Una variazione che non solo stimola i giocatori amanti della raccolta e del collezionismo, ma che aggiunge una serie di stratificazioni quasi ruolistiche all’esperienza di gioco, portando nuove variabili, e offrendo ai giocatori approcci diametralmente opposti negli scontri 1 vs 1.

Ovviamente, se l’idea alla base è sicuramente interessante ed intrigante, solamente sulla lunga distanza saremo in grado di capire se negli scontri ci saranno effettivi sbilanciamenti; una cosa che gli sviluppatori sembrano già aver percepito, tanto da inserire una variante “torneo” (sia online che offline) che permette ai contendenti di disputare match senza alcuni tipo di personalizzazione.

Parlando proprio dell’online dobbiamo dire che i server erano già piuttosto popolati nonostante manchi ancora qualche giorno all’uscita del gioco. Questo ci ha permesso di toccare con mano la bontà sia della stabilità dei server, quanto di un matchmaking piuttosto rapido ed efficace.

Online le modalità prevedono scontri 1vs 1 classificati e o no, e la sempre simpatica variante Re della Collina. Niente di trascendentale, ma comunque sufficiente per rendere stimolante e discretamente duraturo il comparto multigiocatore del titolo.

Un entry level di spessore

Inutile girarci attorno, nonostante il fatto di aver lasciati per ultimi i commenti sul gameplay: Injustice 2 è probabilmente uno dei picchiaduro più user friendly presenti sul mercato. Ovviamente questa non è assolutamente una critica, ma un elemento che è bene far notare a tutti coloro che si avvicinano al titolo di NetherRealm.

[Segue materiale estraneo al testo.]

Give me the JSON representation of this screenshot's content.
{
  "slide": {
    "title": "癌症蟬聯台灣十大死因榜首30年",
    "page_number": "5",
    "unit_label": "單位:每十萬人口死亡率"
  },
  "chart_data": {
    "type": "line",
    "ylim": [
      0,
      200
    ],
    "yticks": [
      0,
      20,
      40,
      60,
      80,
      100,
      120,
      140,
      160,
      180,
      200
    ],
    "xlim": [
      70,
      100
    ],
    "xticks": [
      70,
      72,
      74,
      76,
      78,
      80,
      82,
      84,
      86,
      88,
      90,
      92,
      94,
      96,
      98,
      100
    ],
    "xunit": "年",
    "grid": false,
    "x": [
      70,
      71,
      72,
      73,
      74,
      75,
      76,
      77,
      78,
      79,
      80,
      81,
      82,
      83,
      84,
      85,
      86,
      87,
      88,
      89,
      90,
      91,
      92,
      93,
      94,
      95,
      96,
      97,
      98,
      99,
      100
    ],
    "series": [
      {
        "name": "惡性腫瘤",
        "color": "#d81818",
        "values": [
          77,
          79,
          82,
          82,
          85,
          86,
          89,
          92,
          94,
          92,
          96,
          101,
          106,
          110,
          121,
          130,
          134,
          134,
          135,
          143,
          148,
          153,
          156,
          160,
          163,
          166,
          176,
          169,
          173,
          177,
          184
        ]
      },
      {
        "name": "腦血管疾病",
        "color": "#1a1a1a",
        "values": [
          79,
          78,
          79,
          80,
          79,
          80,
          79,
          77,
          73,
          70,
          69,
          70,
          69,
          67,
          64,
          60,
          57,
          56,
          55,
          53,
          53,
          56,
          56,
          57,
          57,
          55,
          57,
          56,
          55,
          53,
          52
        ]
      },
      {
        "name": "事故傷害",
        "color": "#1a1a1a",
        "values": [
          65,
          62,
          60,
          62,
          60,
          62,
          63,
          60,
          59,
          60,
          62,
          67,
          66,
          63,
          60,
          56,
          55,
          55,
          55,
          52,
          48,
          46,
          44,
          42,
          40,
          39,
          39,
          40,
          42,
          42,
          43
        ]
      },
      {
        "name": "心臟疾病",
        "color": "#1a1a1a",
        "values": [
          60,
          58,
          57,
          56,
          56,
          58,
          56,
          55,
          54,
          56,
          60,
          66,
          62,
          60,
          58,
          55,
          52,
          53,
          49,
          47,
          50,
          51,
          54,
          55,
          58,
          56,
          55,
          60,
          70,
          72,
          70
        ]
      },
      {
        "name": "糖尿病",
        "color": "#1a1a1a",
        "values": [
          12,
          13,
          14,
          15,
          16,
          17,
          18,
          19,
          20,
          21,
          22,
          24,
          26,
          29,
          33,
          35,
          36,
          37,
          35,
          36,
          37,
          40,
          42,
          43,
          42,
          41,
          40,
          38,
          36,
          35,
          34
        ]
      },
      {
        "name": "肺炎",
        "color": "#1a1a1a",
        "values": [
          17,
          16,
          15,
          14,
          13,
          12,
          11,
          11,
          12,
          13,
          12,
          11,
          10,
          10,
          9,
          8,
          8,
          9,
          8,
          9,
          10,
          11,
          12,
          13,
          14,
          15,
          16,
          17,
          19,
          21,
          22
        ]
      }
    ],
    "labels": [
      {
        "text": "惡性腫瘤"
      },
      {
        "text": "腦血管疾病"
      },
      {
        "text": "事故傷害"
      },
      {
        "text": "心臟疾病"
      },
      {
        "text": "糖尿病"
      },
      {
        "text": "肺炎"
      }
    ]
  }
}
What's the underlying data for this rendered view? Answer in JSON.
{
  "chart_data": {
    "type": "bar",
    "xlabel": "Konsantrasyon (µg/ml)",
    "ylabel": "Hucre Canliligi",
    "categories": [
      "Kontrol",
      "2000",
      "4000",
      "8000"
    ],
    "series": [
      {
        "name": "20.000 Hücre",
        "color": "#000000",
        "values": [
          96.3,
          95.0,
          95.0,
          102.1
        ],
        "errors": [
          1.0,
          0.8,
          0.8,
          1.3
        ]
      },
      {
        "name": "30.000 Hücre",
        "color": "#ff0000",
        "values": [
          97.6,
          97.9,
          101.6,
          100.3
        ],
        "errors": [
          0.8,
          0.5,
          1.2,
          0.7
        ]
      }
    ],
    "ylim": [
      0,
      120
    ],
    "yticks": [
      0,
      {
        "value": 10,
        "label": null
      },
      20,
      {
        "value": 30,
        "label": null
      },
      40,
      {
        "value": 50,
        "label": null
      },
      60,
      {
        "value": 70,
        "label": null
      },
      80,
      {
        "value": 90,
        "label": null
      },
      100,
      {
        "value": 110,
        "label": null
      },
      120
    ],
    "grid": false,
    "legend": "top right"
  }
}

Lo struttura è quella di Mortal Kombat e prevede tre tasti per gli attacchi e uno per un potere speciale specifico per ogni super eroe. La presenza di combo e attacchi speciali da inserire in una sequenza prima che venga effettivamente innescata, minimizza il tempismo che è invece necessario in giochi di stampo orientale; anche il juggling - presente e utilizzabile in modo strategico - è comunque molto meno efficace rispetto a titoli come Tekken.

Altro elemento da sottolineare è una fisicità piuttosto marcata che va ad inficiare su una mobilità piuttosto risicata da parte di tutti i lottatori. Anche qui, però, si tratta di un vero e proprio stile che da sempre accompagna i titoli di questa software house, e proprio per questo motivo, troppo soggettivo da giocatore a giocatore.

Torna ovviamente la barra che ci permette di effettuare elusioni, potenziare alcune abilità e - se riempita del tutto - mandare a segno una super mossa dagli effetti devastanti, la possibilità di interagire con alcuni elementi dello stage e le transizioni. I round sono sempre suddivisi in due con due barre della vita, la prima grigia e la seconda rossa. Nel momento in cui entrambi i giocatori si trovano nella barra rossa è possibile attivare lo “scontro”, una cut scene in cui si scommettono sezioni della barra dei poteri con il vincitore che può così recuperare un po di vita. Uno strumento che, se usato strategicamente, può fare la differenza nelle fasi finali dei match.

Chiudiamo con qualche accenno ad un lato tecnico che, generalmente, si assesta su ottimi livelli. Il design dei personaggi e delle arene è piuttosto ricco di dettagli, così come il supporto all’HDR su rende tutto più gradevole alla vista. Qualche problema lo abbiamo invece riscontrato nei comprimari che vanno a riempire le schermo durante le cut scene (sciatti e poco definitivi) e in un doppiaggio generalmente molto buono, ma con delle cadute piuttosto banali non tanto nella qualità del doppaggio, quanto nella scelte delle voci.